Respond with JSON: {"score": <number>, "reasoning": "<one sentence>"}

`;

const result = await judgeModel.generate(judgePrompt);

return JSON.parse(result);

}

An explicit rubric reduces evaluator variance, gives you interpretable output, and makes it easier to audit when the judge is wrong. Libraries like Autoevals and Braintrust ship prebuilt rubrics for common tasks — worth stealing before writing your own from scratch.


You don’t have to build all of this from scratch. Several tools have made serious progress on the eval infrastructure problem:

Braintrust — Full eval platform with experiment tracking, dataset management, and scoring functions. Organizes eval runs by prompt, model, and deployment so you can diff quality over time, not just across releases. Pairs well with their open-source Autoevals library, which ships prebuilt model-graded scoring functions for common tasks (factual accuracy, helpfulness, toxicity, semantic similarity).

Langfuse — Open-source LLM observability that sits between your app and your models. Traces every call, attaches eval scores (human or automated) to individual spans, and surfaces quality trends over production traffic. Good choice if you want observability and evals in the same tool rather than a separate eval harness.

Evalite — TypeScript-native eval framework by Matt Pocock. Low ceremony: define a task, define a scorer, run it in your existing test setup. Targets teams who want evals that feel like unit tests rather than a separate ML experiment platform.

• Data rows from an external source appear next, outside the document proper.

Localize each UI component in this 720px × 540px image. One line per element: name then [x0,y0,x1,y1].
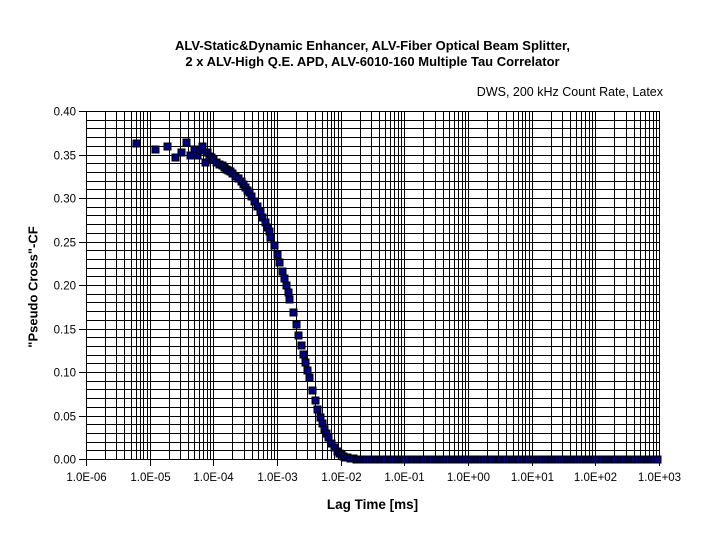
y-tick-label: 0.25 [54,238,76,250]
x-tick-label: 1.0E+03 [638,472,681,484]
data-point [273,250,282,259]
data-point [132,139,141,148]
data-point [282,281,291,290]
data-point [270,241,279,250]
y-tick-label: 0.00 [54,455,76,467]
chart-title-line1: ALV-Static&Dynamic Enhancer, ALV-Fiber O… [175,38,570,53]
chart-title: ALV-Static&Dynamic Enhancer, ALV-Fiber O… [86,38,659,70]
data-point [292,320,301,329]
data-point [177,148,186,157]
data-point [294,331,303,340]
x-tick-label: 1.0E-01 [384,472,424,484]
y-tick-label: 0.05 [54,412,76,424]
y-tick-label: 0.15 [54,325,76,337]
y-tick-label: 0.10 [54,368,76,380]
x-tick-label: 1.0E+02 [574,472,617,484]
data-point [278,267,287,276]
chart-annotation: DWS, 200 kHz Count Rate, Latex [476,85,663,99]
axis-ticks [79,111,660,466]
data-point [305,373,314,382]
data-point [299,350,308,359]
x-tick-label: 1.0E-04 [193,472,234,484]
data-point [311,396,320,405]
y-tick-label: 0.40 [54,107,76,119]
y-tick-label: 0.30 [54,194,76,206]
data-point [284,288,293,297]
data-point [171,153,180,162]
chart-title-line2: 2 x ALV-High Q.E. APD, ALV-6010-160 Mult… [185,54,560,69]
x-tick-label: 1.0E-06 [66,472,106,484]
x-tick-label: 1.0E-05 [130,472,170,484]
data-point [266,233,275,242]
y-axis-label: "Pseudo Cross"-CF [25,226,41,348]
x-tick-label: 1.0E+01 [511,472,554,484]
x-tick-label: 1.0E+00 [447,472,490,484]
data-point [163,142,172,151]
data-point [151,145,160,154]
data-point [297,341,306,350]
data-point [313,405,322,414]
data-point [301,358,310,367]
data-point [198,142,207,151]
x-tick-label: 1.0E-02 [321,472,361,484]
data-point [280,274,289,283]
x-axis-label: Lag Time [ms] [326,497,419,512]
y-tick-label: 0.20 [54,281,76,293]
data-point [303,366,312,375]
data-point [182,138,191,147]
data-point [653,455,662,464]
data-series [132,138,662,464]
data-point [275,258,284,267]
data-point [308,386,317,395]
data-point [285,295,294,304]
data-point [289,308,298,317]
y-tick-label: 0.35 [54,151,76,163]
grid-lines [86,111,660,460]
x-tick-label: 1.0E-03 [257,472,297,484]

promptfoo — CLI-first eval runner focused on prompt comparison and red-teaming. Easy to configure via YAML, integrates with most model providers, and has built-in support for detecting prompt injection and other adversarial inputs.

deepeval — Python eval framework with a large library of built-in metrics (G-Eval, RAG faithfulness, answer relevancy, hallucination detection). Useful for RAG pipelines where you want specific grading for retrieval quality, not just generation quality.

The right tool depends on your stack and where you’re starting from. What matters more than the choice of framework is the discipline of running evals at all — consistently, on every significant change.


The Uncomfortable Part

Most teams skip this because it asks an irritating question early: what would “good” look like here?

That is genuinely hard for a new AI feature. It is also non-optional if you care about reliability. Teams that ship trustworthy AI are doing the same thing they’d do for any critical code path: define expected behavior, test it, and run those tests continuously.

The benchmarks are not lying. They are answering someone else’s question. Stop reading them as product roadmaps and start writing tests that match your system.

Your users will notice before your dashboards do. Build the test suite first.